I have created a log sink to capture the logs generating by components being used in our project. below are given sink details:
gcloud logging sinks describe test-project-instance-activity
bigqueryOptions:
usePartitionedTables: true
usesTimestampColumnPartitioning: true
createTime: '2021-10-17T05:15:48.434334305Z'
description: test sink to capture the instance activities
destination: bigquery.googleapis.com/projects/test-project/datasets/test_logging
filter: |-
resource.type = cloud_composer_environment OR
resource.type = cloud_dataproc_cluster OR
resource.type = gce_disk OR
resource.type = gce_vm_instance OR
resource.type = gke_container OR
resource.type = k8s_cluster
name: test-project-instance-activity
updateTime: '2021-10-17T05:15:48.434334305Z'
writerIdentity: serviceAccount:p121-639060@gcp-sa-logging.iam.gserviceaccount.com
I am capturing log details in big query dataset which has created below list of tables:
SELECT table_id FROM `test-project.test_logging`.__TABLES__;
I checked and found that most of the tables are including INFO
logs and they are generating in huge numbers for any activity happening around these google APIs. Are we really needed these many info logs? what would be the best way to exclude or filter them?
Exclusion filter(s):
resource.type="container"
severity="INFO"
as per google docs: Logs are excluded after they are received by the Logging API
Does it mean that I can only save the space where I am keeping my excluded INFO logs entries.. such as gcs or bq.
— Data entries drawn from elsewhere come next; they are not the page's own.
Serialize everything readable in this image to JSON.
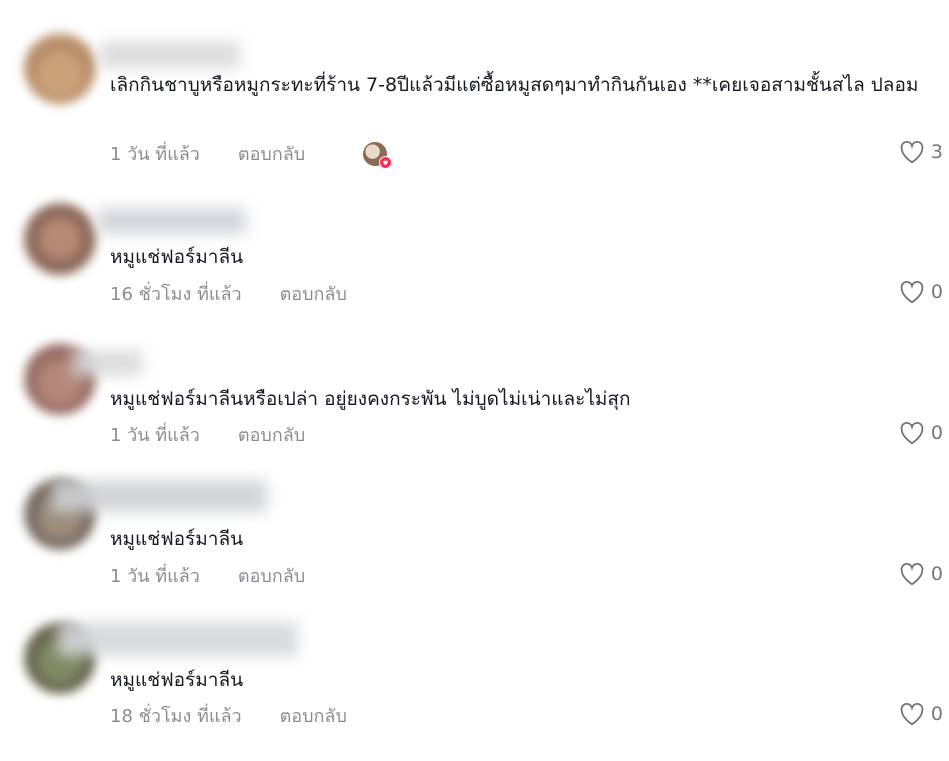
{
  "comments": [
    {
      "text": "เลิกกินชาบูหรือหมูกระทะที่ร้าน 7-8ปีแล้วมีแต่ซื้อหมูสดๆมาทำกินกันเอง **เคยเจอสามชั้นสไล ปลอม",
      "time": "1 วัน ที่แล้ว",
      "reply": "ตอบกลับ",
      "likes": "3",
      "liked_by_creator": true
    },
    {
      "text": "หมูแช่ฟอร์มาลีน",
      "time": "16 ชั่วโมง ที่แล้ว",
      "reply": "ตอบกลับ",
      "likes": "0"
    },
    {
      "text": "หมูแช่ฟอร์มาลีนหรือเปล่า อยู่ยงคงกระพัน ไม่บูดไม่เน่าและไม่สุก",
      "time": "1 วัน ที่แล้ว",
      "reply": "ตอบกลับ",
      "likes": "0"
    },
    {
      "text": "หมูแช่ฟอร์มาลีน",
      "time": "1 วัน ที่แล้ว",
      "reply": "ตอบกลับ",
      "likes": "0"
    },
    {
      "text": "หมูแช่ฟอร์มาลีน",
      "time": "18 ชั่วโมง ที่แล้ว",
      "reply": "ตอบกลับ",
      "likes": "0"
    }
  ],
  "icons": {
    "like": "heart-outline-icon",
    "creator_like": "heart-badge-icon"
  },
  "colors": {
    "text": "#161823",
    "meta": "#8a8b91",
    "badge": "#fe2c55"
  }
}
or do I need to change my application code to report less on logging.. or something can be change on airflow.cfg
file.
Any pointers to sqls to analyze these log tables?
Just a summary: incase it helps. We are running airflow dags to ingest the gcs bucket data to bq and using spark to do some aggregation upon them and we are ingesting a huge loads of data in every 15 minutes throughout the day.
Kindly suggest to minimize and reduce the logging cost. We are generating a huge logs every month.
Do we get billed for _Default
log bucket as well? what I am going to miss if I disable it.
It's hard to answer to your questions, it depends a lot on what you do and what you need!!
Are we really needed these many info logs?
I don't know. Do you use them? If not, you can skip them.
what would be the best way to exclude or filter them?
In your filter you can add severity>"INFO"
(exclude the priority INFO and below) or severity!="INFO"
(exclude only the info trace)
as per google docs: Logs are excluded after they are received by the Logging API Does it mean that I can only save the space where I am keeping my excluded INFO logs entries..
That means the logs reach the Cloud Logging and are routed afterward. Some filter can include them, some can exclude them. That means you want exclude for every routes!
Do we get billed for _Default log bucket as well?
Yes, all the logs matching with the default filter will go the the default bucket. However, the pricing has changed recently, and you won't pay for the default storage period (30 days)
what I am going to miss if I disable it.
if you have your own filter and bucket, and if they are correct and sufficient, you will miss nothing. Depends on what you do and what you need.